You say that the black dots flash around randomly as you rotate the object. If you're rotating the object, I assume your real code isn't always loading the identity matrix in for the model-view?
If the gaps between your triangles are much smaller than the projected size of one pixel then usually they will end up being rounded to the same pixel and you won't see any problem. But if one vertex is rounded in one direction and the other vertex being rounded in the other direction then that can leave a one-pixel gap. The locations of the rounding errors will vary depending on the transform matrix, so will move every frame as the object rotates.
If you load a different mesh do you get the same errors?
If you have your brain mesh in a data format that you can edit in a 3D modeling app, then search for an option named something like "weld vertices" or "merge vertices". You set a minimum threshold for vertices to be considered identical and it will look for vertex pairs within that distance and move one (or both) to match perfectly.
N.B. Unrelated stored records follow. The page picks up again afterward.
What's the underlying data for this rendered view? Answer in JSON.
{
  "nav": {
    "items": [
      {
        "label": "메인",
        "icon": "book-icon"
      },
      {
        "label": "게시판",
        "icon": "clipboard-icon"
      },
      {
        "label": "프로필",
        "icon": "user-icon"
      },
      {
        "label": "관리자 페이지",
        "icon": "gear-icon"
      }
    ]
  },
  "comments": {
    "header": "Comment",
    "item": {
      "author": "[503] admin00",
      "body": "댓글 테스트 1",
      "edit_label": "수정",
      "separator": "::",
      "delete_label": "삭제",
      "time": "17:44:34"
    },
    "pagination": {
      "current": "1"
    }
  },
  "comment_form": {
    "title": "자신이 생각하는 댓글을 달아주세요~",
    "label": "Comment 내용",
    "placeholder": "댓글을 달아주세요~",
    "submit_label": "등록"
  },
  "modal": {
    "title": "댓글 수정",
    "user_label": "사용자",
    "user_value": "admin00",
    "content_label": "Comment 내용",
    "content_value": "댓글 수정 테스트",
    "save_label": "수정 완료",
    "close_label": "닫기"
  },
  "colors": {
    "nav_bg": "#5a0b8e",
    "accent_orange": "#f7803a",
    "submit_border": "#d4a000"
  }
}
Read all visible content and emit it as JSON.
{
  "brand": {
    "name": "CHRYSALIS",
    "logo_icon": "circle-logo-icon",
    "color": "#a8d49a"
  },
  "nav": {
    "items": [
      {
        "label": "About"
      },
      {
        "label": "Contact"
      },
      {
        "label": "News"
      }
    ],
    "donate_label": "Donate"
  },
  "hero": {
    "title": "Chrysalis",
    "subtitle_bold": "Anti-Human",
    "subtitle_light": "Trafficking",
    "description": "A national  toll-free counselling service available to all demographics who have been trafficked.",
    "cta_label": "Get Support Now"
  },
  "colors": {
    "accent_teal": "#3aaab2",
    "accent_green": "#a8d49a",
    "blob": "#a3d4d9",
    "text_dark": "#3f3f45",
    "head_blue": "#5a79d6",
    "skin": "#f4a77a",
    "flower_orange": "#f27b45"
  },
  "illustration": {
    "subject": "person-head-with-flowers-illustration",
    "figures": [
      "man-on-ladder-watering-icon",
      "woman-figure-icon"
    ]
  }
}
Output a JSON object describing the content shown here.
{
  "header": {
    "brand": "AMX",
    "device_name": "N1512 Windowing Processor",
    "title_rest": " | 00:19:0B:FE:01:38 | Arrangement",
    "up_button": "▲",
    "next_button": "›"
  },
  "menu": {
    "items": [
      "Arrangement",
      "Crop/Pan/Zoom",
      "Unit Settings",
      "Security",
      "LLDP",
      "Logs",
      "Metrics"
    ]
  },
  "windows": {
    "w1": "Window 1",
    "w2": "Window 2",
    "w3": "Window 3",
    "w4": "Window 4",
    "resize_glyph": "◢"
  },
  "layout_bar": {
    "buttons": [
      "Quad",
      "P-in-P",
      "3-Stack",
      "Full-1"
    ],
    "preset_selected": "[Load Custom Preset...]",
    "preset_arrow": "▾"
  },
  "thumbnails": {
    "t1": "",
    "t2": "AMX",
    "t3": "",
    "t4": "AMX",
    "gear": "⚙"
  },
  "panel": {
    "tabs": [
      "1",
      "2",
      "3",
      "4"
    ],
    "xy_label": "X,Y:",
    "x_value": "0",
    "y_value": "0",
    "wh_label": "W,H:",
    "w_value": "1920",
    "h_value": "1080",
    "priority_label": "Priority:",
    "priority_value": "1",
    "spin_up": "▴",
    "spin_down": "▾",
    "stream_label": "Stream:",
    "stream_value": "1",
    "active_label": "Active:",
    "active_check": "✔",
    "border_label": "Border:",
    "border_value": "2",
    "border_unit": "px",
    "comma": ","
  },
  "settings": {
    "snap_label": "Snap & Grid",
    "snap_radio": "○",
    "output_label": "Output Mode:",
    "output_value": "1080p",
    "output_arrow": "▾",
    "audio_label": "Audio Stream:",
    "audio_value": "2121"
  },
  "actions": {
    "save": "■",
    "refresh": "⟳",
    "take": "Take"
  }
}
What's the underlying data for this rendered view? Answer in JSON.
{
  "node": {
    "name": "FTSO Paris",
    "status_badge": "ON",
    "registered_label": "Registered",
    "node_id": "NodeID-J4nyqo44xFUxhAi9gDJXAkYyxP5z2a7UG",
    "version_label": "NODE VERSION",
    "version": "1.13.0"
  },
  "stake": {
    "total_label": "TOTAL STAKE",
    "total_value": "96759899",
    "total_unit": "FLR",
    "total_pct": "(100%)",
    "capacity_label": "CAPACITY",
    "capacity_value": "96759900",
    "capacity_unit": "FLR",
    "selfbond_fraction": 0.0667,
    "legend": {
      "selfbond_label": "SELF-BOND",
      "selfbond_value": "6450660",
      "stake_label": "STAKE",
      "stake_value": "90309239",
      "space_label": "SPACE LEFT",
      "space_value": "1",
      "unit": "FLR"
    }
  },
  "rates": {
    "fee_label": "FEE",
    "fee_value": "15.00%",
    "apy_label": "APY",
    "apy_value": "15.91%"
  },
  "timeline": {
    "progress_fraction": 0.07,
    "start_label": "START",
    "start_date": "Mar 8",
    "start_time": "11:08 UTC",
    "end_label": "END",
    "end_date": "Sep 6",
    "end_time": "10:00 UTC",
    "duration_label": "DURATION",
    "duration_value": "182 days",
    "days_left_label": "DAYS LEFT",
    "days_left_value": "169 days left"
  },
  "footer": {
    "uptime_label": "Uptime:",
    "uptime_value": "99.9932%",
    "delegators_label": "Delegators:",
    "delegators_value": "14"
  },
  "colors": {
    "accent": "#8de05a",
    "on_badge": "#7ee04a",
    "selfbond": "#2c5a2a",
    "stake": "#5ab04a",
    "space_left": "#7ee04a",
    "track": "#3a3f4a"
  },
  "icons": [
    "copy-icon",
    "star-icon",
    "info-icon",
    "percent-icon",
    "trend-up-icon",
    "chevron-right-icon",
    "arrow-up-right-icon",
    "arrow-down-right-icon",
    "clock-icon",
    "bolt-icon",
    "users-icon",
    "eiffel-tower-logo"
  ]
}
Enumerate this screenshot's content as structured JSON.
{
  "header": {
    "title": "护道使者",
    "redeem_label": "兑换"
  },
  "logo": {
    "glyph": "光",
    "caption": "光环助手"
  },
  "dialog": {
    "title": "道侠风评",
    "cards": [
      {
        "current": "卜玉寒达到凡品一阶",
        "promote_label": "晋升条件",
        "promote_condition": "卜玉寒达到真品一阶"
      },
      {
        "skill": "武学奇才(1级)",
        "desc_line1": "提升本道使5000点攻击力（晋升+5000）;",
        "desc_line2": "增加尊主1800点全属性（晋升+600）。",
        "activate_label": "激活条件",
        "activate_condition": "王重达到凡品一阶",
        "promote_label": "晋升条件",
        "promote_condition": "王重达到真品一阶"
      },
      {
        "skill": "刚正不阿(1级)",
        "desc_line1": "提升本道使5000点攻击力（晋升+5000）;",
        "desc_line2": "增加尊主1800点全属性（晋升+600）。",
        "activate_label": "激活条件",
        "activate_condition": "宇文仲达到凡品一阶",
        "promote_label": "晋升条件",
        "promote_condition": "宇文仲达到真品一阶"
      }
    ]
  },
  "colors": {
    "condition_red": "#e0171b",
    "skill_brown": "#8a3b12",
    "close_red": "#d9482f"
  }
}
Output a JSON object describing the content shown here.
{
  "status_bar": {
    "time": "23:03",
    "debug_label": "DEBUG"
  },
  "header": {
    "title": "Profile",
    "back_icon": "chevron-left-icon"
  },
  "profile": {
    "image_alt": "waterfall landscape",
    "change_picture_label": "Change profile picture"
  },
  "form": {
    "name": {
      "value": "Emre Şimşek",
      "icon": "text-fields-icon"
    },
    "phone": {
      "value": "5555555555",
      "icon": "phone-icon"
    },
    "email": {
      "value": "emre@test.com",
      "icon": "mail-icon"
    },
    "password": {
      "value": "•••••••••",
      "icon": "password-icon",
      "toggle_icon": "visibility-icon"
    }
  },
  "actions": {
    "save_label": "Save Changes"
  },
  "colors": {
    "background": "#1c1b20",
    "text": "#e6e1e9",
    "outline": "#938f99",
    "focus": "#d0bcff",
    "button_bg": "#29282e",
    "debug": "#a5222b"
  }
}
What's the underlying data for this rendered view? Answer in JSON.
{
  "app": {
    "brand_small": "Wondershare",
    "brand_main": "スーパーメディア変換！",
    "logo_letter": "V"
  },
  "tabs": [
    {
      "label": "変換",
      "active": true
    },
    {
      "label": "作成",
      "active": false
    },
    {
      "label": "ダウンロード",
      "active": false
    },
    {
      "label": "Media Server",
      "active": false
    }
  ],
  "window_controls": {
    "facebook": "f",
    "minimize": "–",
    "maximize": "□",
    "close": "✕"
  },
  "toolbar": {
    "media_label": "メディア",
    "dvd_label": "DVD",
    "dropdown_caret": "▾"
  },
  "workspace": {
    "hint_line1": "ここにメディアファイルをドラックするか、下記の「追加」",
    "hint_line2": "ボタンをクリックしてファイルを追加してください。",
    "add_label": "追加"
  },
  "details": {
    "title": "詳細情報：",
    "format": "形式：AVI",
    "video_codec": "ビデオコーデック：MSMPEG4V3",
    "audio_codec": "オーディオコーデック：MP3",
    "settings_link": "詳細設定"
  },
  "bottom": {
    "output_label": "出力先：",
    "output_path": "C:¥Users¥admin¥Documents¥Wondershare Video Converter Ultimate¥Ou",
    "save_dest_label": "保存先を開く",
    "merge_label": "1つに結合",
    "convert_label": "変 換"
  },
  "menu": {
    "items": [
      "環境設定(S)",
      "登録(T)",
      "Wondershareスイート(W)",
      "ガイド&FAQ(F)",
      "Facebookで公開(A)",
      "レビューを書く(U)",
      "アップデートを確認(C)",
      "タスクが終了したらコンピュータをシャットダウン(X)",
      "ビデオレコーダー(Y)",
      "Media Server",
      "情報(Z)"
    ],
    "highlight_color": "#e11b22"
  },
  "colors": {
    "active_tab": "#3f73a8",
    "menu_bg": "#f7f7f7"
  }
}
Many 3D modelling apps will have cleanup tools to ensure that a mesh is manifold, which means (among other things) that there are no holes in the mesh. You usually only want to deal with manifold meshes in 3D rendering. You can can also weld vertices in your own code, though the operation is expensive and not usually the type of thing you want to do at runtime unless you really have to.